The Johnson House (1963), by McConnel Smith and Johnson Architects.

In the 65 year history, MSJ was established a reputation for its “responsive and responsible” practice, and for its rich design language. Notable projects include the Johnson House (1963), the Commonwealth State Law Courts (1967) and the Olivia Newton-John Cancer and Wellness Centre (2012).

Conrad Gargett, meanwhile, celebrates its 130th anniversary in 2020, having been founded in Brisbane in 1890. It has grown through a series of mergers over the past decade, with Riddel Architecture in 2012 and Ancher Mortlock Woolley in 2013.
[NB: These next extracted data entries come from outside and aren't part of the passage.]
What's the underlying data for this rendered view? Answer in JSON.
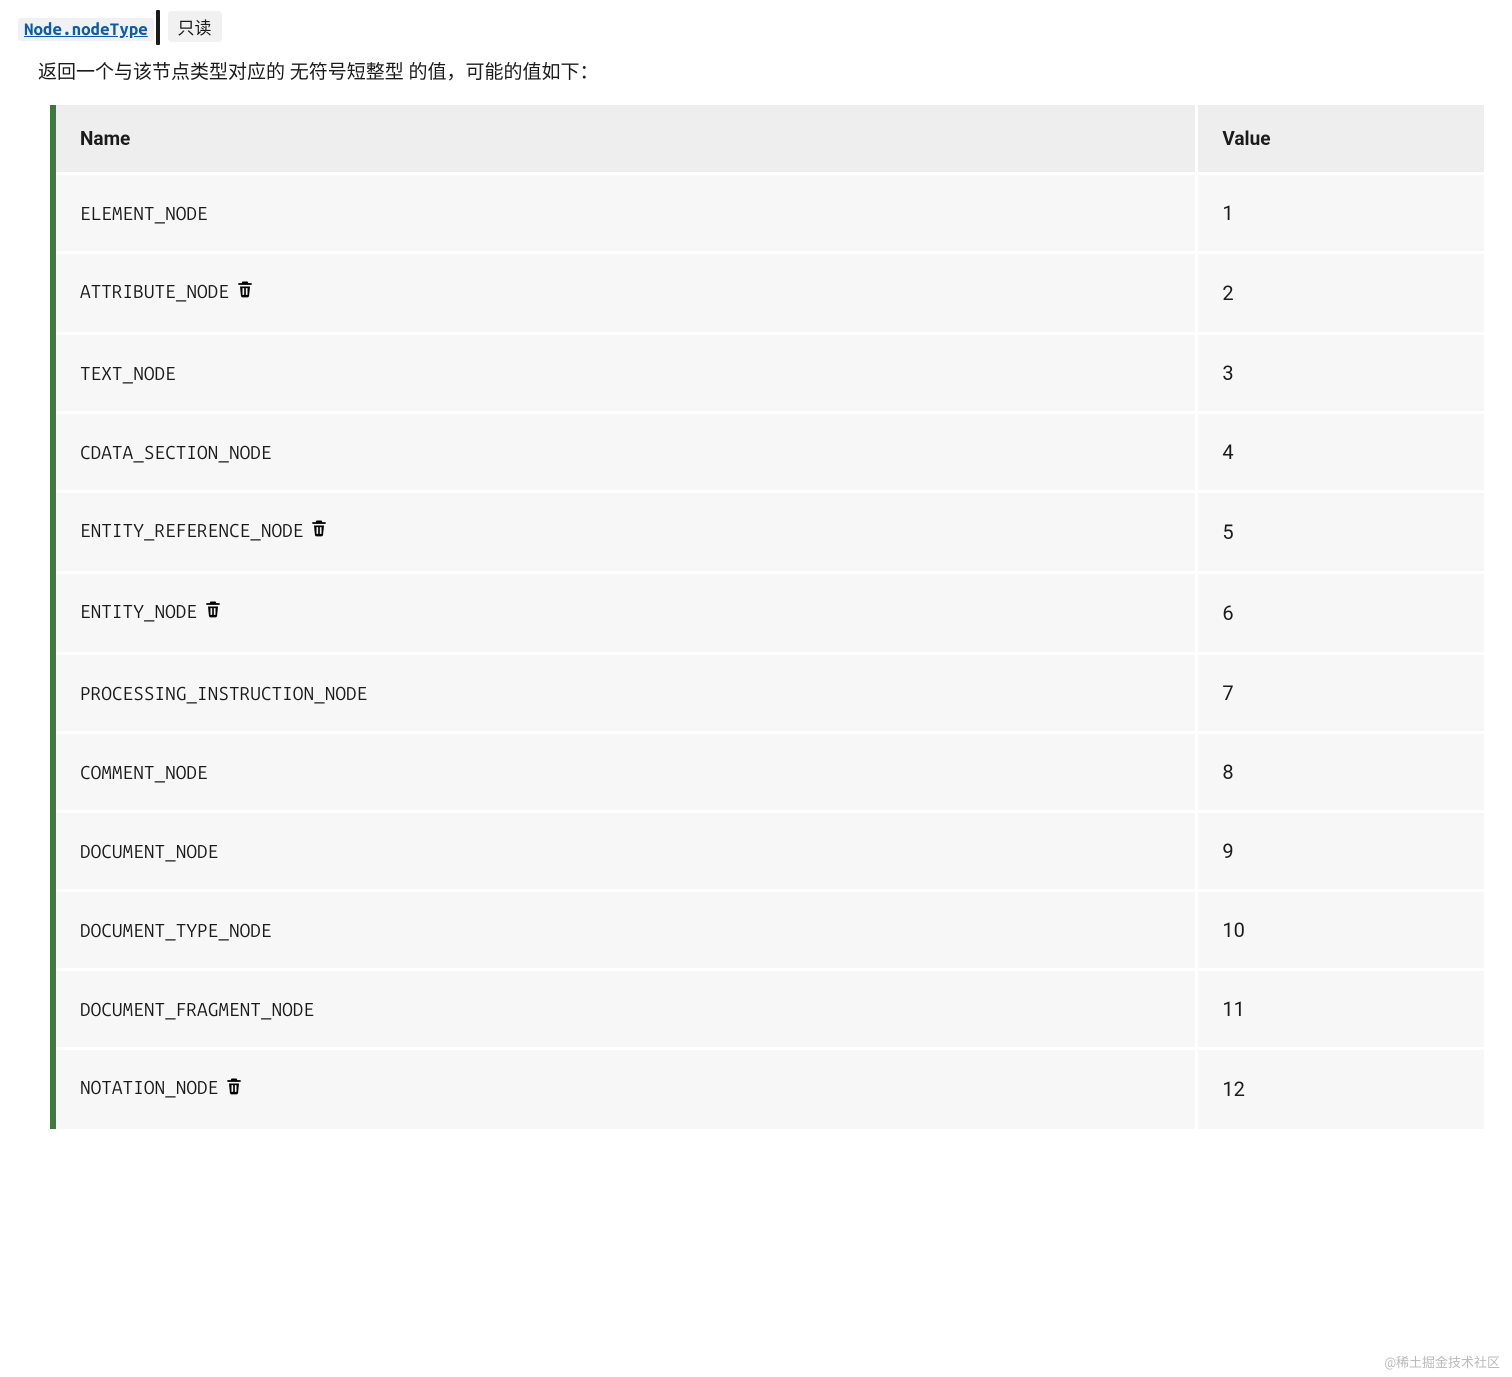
{
  "header": {
    "code_link": "Node.nodeType",
    "readonly_badge": "只读"
  },
  "description": {
    "prefix": "返回一个与该节点类型对应的 ",
    "emph": "无符号短整型 ",
    "suffix": "的值，可能的值如下："
  },
  "table": {
    "columns": {
      "name": "Name",
      "value": "Value"
    },
    "rows": [
      {
        "name": "ELEMENT_NODE",
        "value": "1",
        "deprecated": false
      },
      {
        "name": "ATTRIBUTE_NODE",
        "value": "2",
        "deprecated": true
      },
      {
        "name": "TEXT_NODE",
        "value": "3",
        "deprecated": false
      },
      {
        "name": "CDATA_SECTION_NODE",
        "value": "4",
        "deprecated": false
      },
      {
        "name": "ENTITY_REFERENCE_NODE",
        "value": "5",
        "deprecated": true
      },
      {
        "name": "ENTITY_NODE",
        "value": "6",
        "deprecated": true
      },
      {
        "name": "PROCESSING_INSTRUCTION_NODE",
        "value": "7",
        "deprecated": false
      },
      {
        "name": "COMMENT_NODE",
        "value": "8",
        "deprecated": false
      },
      {
        "name": "DOCUMENT_NODE",
        "value": "9",
        "deprecated": false
      },
      {
        "name": "DOCUMENT_TYPE_NODE",
        "value": "10",
        "deprecated": false
      },
      {
        "name": "DOCUMENT_FRAGMENT_NODE",
        "value": "11",
        "deprecated": false
      },
      {
        "name": "NOTATION_NODE",
        "value": "12",
        "deprecated": true
      }
    ]
  },
  "watermark": "@稀土掘金技术社区"
}
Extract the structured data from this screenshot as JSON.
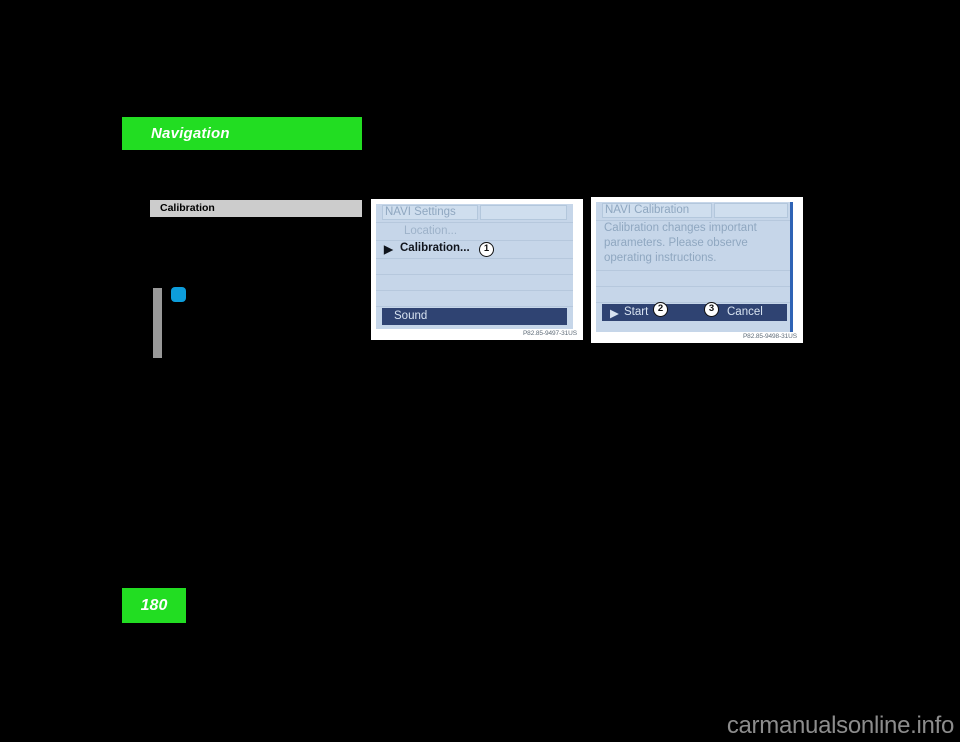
{
  "page": {
    "section_title": "Navigation",
    "subject_title": "Calibration",
    "page_number": "180",
    "watermark": "carmanualsonline.info",
    "colors": {
      "background": "#000000",
      "accent_green": "#22dd22",
      "subject_bar": "#cccccc",
      "bullet_dot": "#0d9ddb",
      "screen_bg": "#c6d6e9",
      "screen_highlight": "#2f4372",
      "screen_text_dim": "#8fa7c0",
      "scrollbar": "#2f63b5",
      "watermark": "#8c8c8c"
    }
  },
  "figures": [
    {
      "id": "navi-settings",
      "title": "NAVI Settings",
      "items": [
        {
          "label": "Location...",
          "state": "dim",
          "marker": ""
        },
        {
          "label": "Calibration...",
          "state": "active",
          "marker": "▶",
          "callout": "1"
        }
      ],
      "highlight_bar": {
        "label": "Sound"
      },
      "caption_id": "P82.85-9497-31US"
    },
    {
      "id": "navi-calibration",
      "title": "NAVI Calibration",
      "body_lines": [
        "Calibration changes important",
        "parameters. Please observe",
        "operating instructions."
      ],
      "actions": [
        {
          "label": "Start",
          "marker": "▶",
          "callout": "2",
          "callout_side": "after"
        },
        {
          "label": "Cancel",
          "marker": "",
          "callout": "3",
          "callout_side": "before"
        }
      ],
      "caption_id": "P82.85-9498-31US"
    }
  ]
}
“Our continual evolution as a practice has enabled us to harness diverse thinking to creatively solve complex problems; skills that are becoming increasingly urgent in meeting the current global challenges of climate, social equity, security and health,” said Conrad Gargett managing director Lawrence Toaldo, announcing the merger on 1 September. “Today marks the next phase of our growth as we look forward to welcoming the MSJ team.

“The team at MSJ has a reputation for successfully delivering major hospital and healthcare, educational and research, residential and recreational developments, all with place-making at the core. This aligns perfectly with Conrad Gargett and will present many national and global opportunities for the practice in the future.”